One detail of this that I neglected to emphasize is that
since the
lower 16 bits of the window style are defined by the class,
you can’t just take styles from one class and apply them to another.
For example, you can’t create a button control and pass the
SS_ENDELLIPSIS
style expecting to have the text
rendered with end ellipses.
Because when you think you’re passing SS_ENDELLIPSIS
,
you’re really passing BS_NOTIFY
:
#define SS_ENDELLIPSIS 0x00004000L #define BS_NOTIFY 0x00004000L
The button control sees your 0x00004000L and treats it as
BS_NOTIFY
.
Remember that at the end of the day, window styles and window messages are just numbers.
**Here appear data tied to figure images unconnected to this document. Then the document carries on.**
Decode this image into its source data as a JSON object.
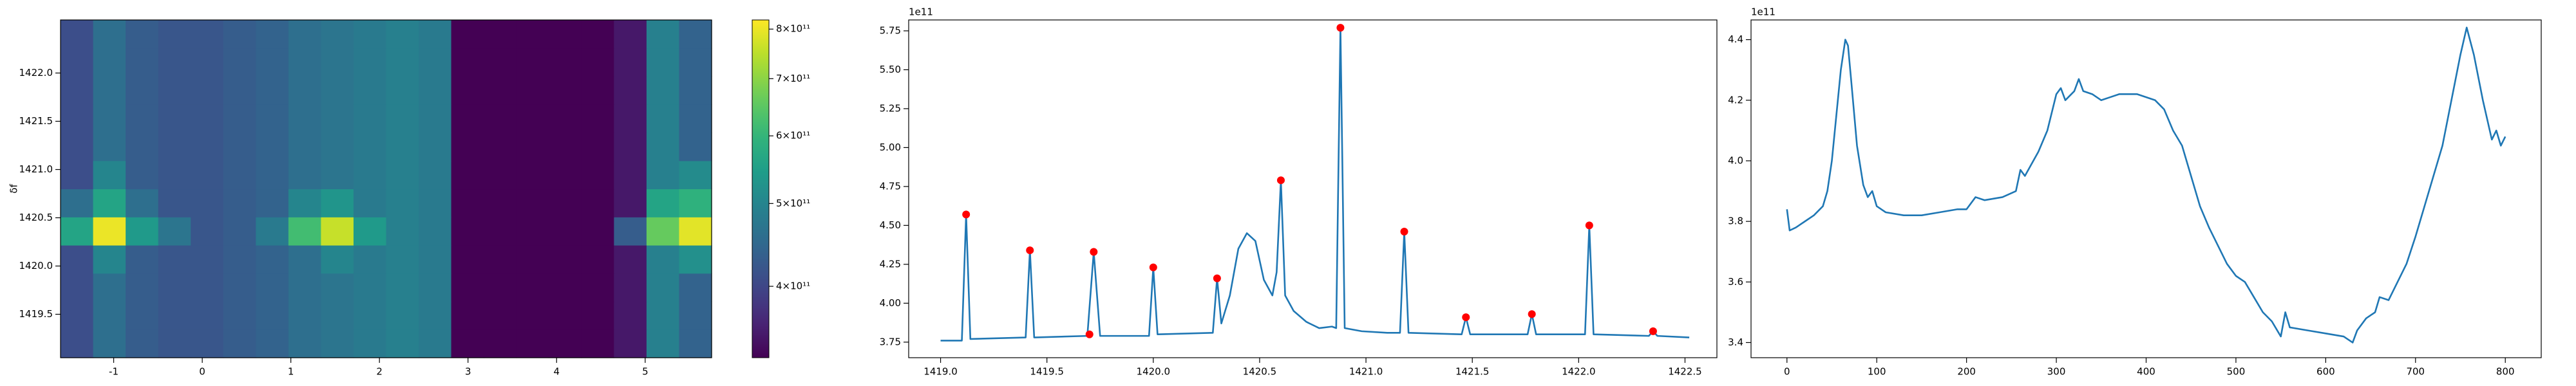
{
  "chart_data": [
    {
      "type": "heatmap",
      "ylabel": "δf",
      "xlim": [
        -1.6,
        5.75
      ],
      "ylim": [
        1419.05,
        1422.55
      ],
      "xticks": [
        -1,
        0,
        1,
        2,
        3,
        4,
        5
      ],
      "yticks": [
        1419.5,
        {
          "value": 1420,
          "label": "1420.0"
        },
        1420.5,
        {
          "value": 1421,
          "label": "1421.0"
        },
        1421.5,
        {
          "value": 1422,
          "label": "1422.0"
        }
      ],
      "z": [
        [
          410000000000.0,
          460000000000.0,
          430000000000.0,
          420000000000.0,
          420000000000.0,
          430000000000.0,
          440000000000.0,
          460000000000.0,
          470000000000.0,
          480000000000.0,
          490000000000.0,
          480000000000.0,
          330000000000.0,
          320000000000.0,
          310000000000.0,
          310000000000.0,
          320000000000.0,
          350000000000.0,
          490000000000.0,
          440000000000.0
        ],
        [
          410000000000.0,
          460000000000.0,
          430000000000.0,
          420000000000.0,
          420000000000.0,
          430000000000.0,
          440000000000.0,
          460000000000.0,
          470000000000.0,
          480000000000.0,
          490000000000.0,
          480000000000.0,
          330000000000.0,
          320000000000.0,
          310000000000.0,
          310000000000.0,
          320000000000.0,
          350000000000.0,
          490000000000.0,
          440000000000.0
        ],
        [
          410000000000.0,
          460000000000.0,
          430000000000.0,
          420000000000.0,
          420000000000.0,
          430000000000.0,
          440000000000.0,
          460000000000.0,
          470000000000.0,
          480000000000.0,
          490000000000.0,
          480000000000.0,
          330000000000.0,
          320000000000.0,
          310000000000.0,
          310000000000.0,
          320000000000.0,
          350000000000.0,
          490000000000.0,
          440000000000.0
        ],
        [
          410000000000.0,
          500000000000.0,
          430000000000.0,
          420000000000.0,
          420000000000.0,
          430000000000.0,
          440000000000.0,
          460000000000.0,
          500000000000.0,
          480000000000.0,
          490000000000.0,
          480000000000.0,
          330000000000.0,
          320000000000.0,
          310000000000.0,
          310000000000.0,
          320000000000.0,
          350000000000.0,
          490000000000.0,
          520000000000.0
        ],
        [
          560000000000.0,
          800000000000.0,
          540000000000.0,
          470000000000.0,
          420000000000.0,
          430000000000.0,
          480000000000.0,
          620000000000.0,
          760000000000.0,
          540000000000.0,
          490000000000.0,
          480000000000.0,
          330000000000.0,
          320000000000.0,
          310000000000.0,
          310000000000.0,
          320000000000.0,
          430000000000.0,
          660000000000.0,
          790000000000.0
        ],
        [
          460000000000.0,
          560000000000.0,
          460000000000.0,
          420000000000.0,
          420000000000.0,
          430000000000.0,
          440000000000.0,
          500000000000.0,
          530000000000.0,
          480000000000.0,
          490000000000.0,
          480000000000.0,
          330000000000.0,
          320000000000.0,
          310000000000.0,
          310000000000.0,
          320000000000.0,
          350000000000.0,
          560000000000.0,
          590000000000.0
        ],
        [
          410000000000.0,
          500000000000.0,
          430000000000.0,
          420000000000.0,
          420000000000.0,
          430000000000.0,
          440000000000.0,
          460000000000.0,
          470000000000.0,
          480000000000.0,
          490000000000.0,
          480000000000.0,
          330000000000.0,
          320000000000.0,
          310000000000.0,
          310000000000.0,
          320000000000.0,
          350000000000.0,
          490000000000.0,
          510000000000.0
        ],
        [
          410000000000.0,
          460000000000.0,
          430000000000.0,
          420000000000.0,
          420000000000.0,
          430000000000.0,
          440000000000.0,
          460000000000.0,
          470000000000.0,
          480000000000.0,
          490000000000.0,
          480000000000.0,
          330000000000.0,
          320000000000.0,
          310000000000.0,
          310000000000.0,
          320000000000.0,
          350000000000.0,
          490000000000.0,
          440000000000.0
        ],
        [
          410000000000.0,
          460000000000.0,
          430000000000.0,
          420000000000.0,
          420000000000.0,
          430000000000.0,
          440000000000.0,
          460000000000.0,
          470000000000.0,
          480000000000.0,
          490000000000.0,
          480000000000.0,
          330000000000.0,
          320000000000.0,
          310000000000.0,
          310000000000.0,
          320000000000.0,
          350000000000.0,
          490000000000.0,
          440000000000.0
        ],
        [
          410000000000.0,
          460000000000.0,
          430000000000.0,
          420000000000.0,
          420000000000.0,
          430000000000.0,
          440000000000.0,
          460000000000.0,
          470000000000.0,
          480000000000.0,
          490000000000.0,
          480000000000.0,
          330000000000.0,
          320000000000.0,
          310000000000.0,
          310000000000.0,
          320000000000.0,
          350000000000.0,
          490000000000.0,
          440000000000.0
        ],
        [
          410000000000.0,
          460000000000.0,
          430000000000.0,
          420000000000.0,
          420000000000.0,
          430000000000.0,
          440000000000.0,
          460000000000.0,
          470000000000.0,
          480000000000.0,
          490000000000.0,
          480000000000.0,
          330000000000.0,
          320000000000.0,
          310000000000.0,
          310000000000.0,
          320000000000.0,
          350000000000.0,
          490000000000.0,
          440000000000.0
        ],
        [
          410000000000.0,
          460000000000.0,
          430000000000.0,
          420000000000.0,
          420000000000.0,
          430000000000.0,
          440000000000.0,
          460000000000.0,
          470000000000.0,
          480000000000.0,
          490000000000.0,
          480000000000.0,
          330000000000.0,
          320000000000.0,
          310000000000.0,
          310000000000.0,
          320000000000.0,
          350000000000.0,
          490000000000.0,
          440000000000.0
        ]
      ],
      "colorbar": {
        "clim": [
          330000000000.0,
          820000000000.0
        ],
        "scale": "log",
        "colormap": "viridis",
        "ticks": [
          {
            "value": 400000000000.0,
            "label": "4×10¹¹"
          },
          {
            "value": 500000000000.0,
            "label": "5×10¹¹"
          },
          {
            "value": 600000000000.0,
            "label": "6×10¹¹"
          },
          {
            "value": 700000000000.0,
            "label": "7×10¹¹"
          },
          {
            "value": 800000000000.0,
            "label": "8×10¹¹"
          }
        ]
      }
    },
    {
      "type": "line",
      "offset_label": "1e11",
      "xlim": [
        1418.85,
        1422.65
      ],
      "ylim": [
        3.65,
        5.82
      ],
      "xticks": [
        {
          "value": 1419,
          "label": "1419.0"
        },
        1419.5,
        {
          "value": 1420,
          "label": "1420.0"
        },
        1420.5,
        {
          "value": 1421,
          "label": "1421.0"
        },
        1421.5,
        {
          "value": 1422,
          "label": "1422.0"
        },
        1422.5
      ],
      "yticks": [
        3.75,
        {
          "value": 4,
          "label": "4.00"
        },
        4.25,
        {
          "value": 4.5,
          "label": "4.50"
        },
        4.75,
        {
          "value": 5,
          "label": "5.00"
        },
        5.25,
        {
          "value": 5.5,
          "label": "5.50"
        },
        5.75
      ],
      "series": [
        {
          "style": "line",
          "color": "#1f77b4",
          "x": [
            1419.0,
            1419.1,
            1419.12,
            1419.14,
            1419.4,
            1419.42,
            1419.44,
            1419.69,
            1419.72,
            1419.75,
            1419.98,
            1420.0,
            1420.02,
            1420.28,
            1420.3,
            1420.32,
            1420.36,
            1420.4,
            1420.44,
            1420.48,
            1420.52,
            1420.56,
            1420.58,
            1420.6,
            1420.62,
            1420.66,
            1420.72,
            1420.78,
            1420.84,
            1420.86,
            1420.88,
            1420.9,
            1420.98,
            1421.1,
            1421.16,
            1421.18,
            1421.2,
            1421.45,
            1421.47,
            1421.49,
            1421.76,
            1421.78,
            1421.8,
            1422.03,
            1422.05,
            1422.07,
            1422.33,
            1422.35,
            1422.37,
            1422.52
          ],
          "values": [
            3.76,
            3.76,
            4.57,
            3.77,
            3.78,
            4.34,
            3.78,
            3.79,
            4.33,
            3.79,
            3.79,
            4.23,
            3.8,
            3.81,
            4.16,
            3.87,
            4.05,
            4.35,
            4.45,
            4.4,
            4.15,
            4.05,
            4.2,
            4.79,
            4.05,
            3.95,
            3.88,
            3.84,
            3.85,
            3.84,
            5.77,
            3.84,
            3.82,
            3.81,
            3.81,
            4.46,
            3.81,
            3.8,
            3.91,
            3.8,
            3.8,
            3.93,
            3.8,
            3.8,
            4.5,
            3.8,
            3.79,
            3.82,
            3.79,
            3.78
          ]
        },
        {
          "style": "points",
          "color": "#ff0000",
          "x": [
            1419.12,
            1419.42,
            1419.7,
            1419.72,
            1420.0,
            1420.3,
            1420.6,
            1420.88,
            1421.18,
            1421.47,
            1421.78,
            1422.05,
            1422.35
          ],
          "values": [
            4.57,
            4.34,
            3.8,
            4.33,
            4.23,
            4.16,
            4.79,
            5.77,
            4.46,
            3.91,
            3.93,
            4.5,
            3.82
          ]
        }
      ]
    },
    {
      "type": "line",
      "offset_label": "1e11",
      "xlim": [
        -40,
        840
      ],
      "ylim": [
        3.35,
        4.465
      ],
      "xticks": [
        0,
        100,
        200,
        300,
        400,
        500,
        600,
        700,
        800
      ],
      "yticks": [
        3.4,
        3.6,
        3.8,
        {
          "value": 4,
          "label": "4.0"
        },
        4.2,
        4.4
      ],
      "series": [
        {
          "style": "line",
          "color": "#1f77b4",
          "x": [
            0,
            3,
            10,
            20,
            30,
            40,
            45,
            50,
            55,
            60,
            65,
            68,
            72,
            78,
            85,
            90,
            95,
            100,
            110,
            130,
            150,
            170,
            190,
            200,
            210,
            220,
            240,
            255,
            260,
            265,
            280,
            290,
            300,
            305,
            310,
            320,
            325,
            330,
            340,
            350,
            360,
            370,
            390,
            410,
            420,
            430,
            440,
            450,
            460,
            470,
            480,
            490,
            500,
            510,
            520,
            530,
            540,
            550,
            555,
            560,
            580,
            600,
            620,
            630,
            635,
            645,
            655,
            660,
            670,
            680,
            690,
            700,
            710,
            720,
            730,
            740,
            750,
            757,
            765,
            775,
            785,
            790,
            795,
            800
          ],
          "values": [
            3.84,
            3.77,
            3.78,
            3.8,
            3.82,
            3.85,
            3.9,
            4.0,
            4.15,
            4.3,
            4.4,
            4.38,
            4.25,
            4.05,
            3.92,
            3.88,
            3.9,
            3.85,
            3.83,
            3.82,
            3.82,
            3.83,
            3.84,
            3.84,
            3.88,
            3.87,
            3.88,
            3.9,
            3.97,
            3.95,
            4.03,
            4.1,
            4.22,
            4.24,
            4.2,
            4.23,
            4.27,
            4.23,
            4.22,
            4.2,
            4.21,
            4.22,
            4.22,
            4.2,
            4.17,
            4.1,
            4.05,
            3.95,
            3.85,
            3.78,
            3.72,
            3.66,
            3.62,
            3.6,
            3.55,
            3.5,
            3.47,
            3.42,
            3.5,
            3.45,
            3.44,
            3.43,
            3.42,
            3.4,
            3.44,
            3.48,
            3.5,
            3.55,
            3.54,
            3.6,
            3.66,
            3.75,
            3.85,
            3.95,
            4.05,
            4.2,
            4.35,
            4.44,
            4.35,
            4.2,
            4.07,
            4.1,
            4.05,
            4.08
          ]
        }
      ]
    }
  ]
}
If you use a per-class window style or window message, you’d better be passing it to the class that defined it.
This also applies to window extra bytes.
The value returned by
GetWindowLongPtr(hwnd, DWLP_DLGPROC)
is meaningful only if hwnd
is a dialog box.
I’ve seen code by a major commercial software manufacturer
that just runs around fiddling with the DWLP_DLGPROC
of every window on the desktop on the assumption that
“Why of course it’s a dialog box, why do you ask?”
Well, except that
DWLP_DLGPROC
has the numerical value of 4
(or 8 on Win64).
Positive window byte indices are class-defined.
Asking for DWLP_DLGPROC
of a random window
will give you the dialog procedure if that window is a dialog box,
but it’ll return some other internal data if the window isn’t.
Fortunately, most window classes don’t ask for more than
sizeof(void*)
extra bytes, so the
request for DWLP_DLGPROC
just fails with an
invalid parameter error.
But if there happened to be a window belonging to a class with
a larger number of extra bytes,
that window will be in for quite a surprise when that rogue
program comes in and starts messing with those extra bytes.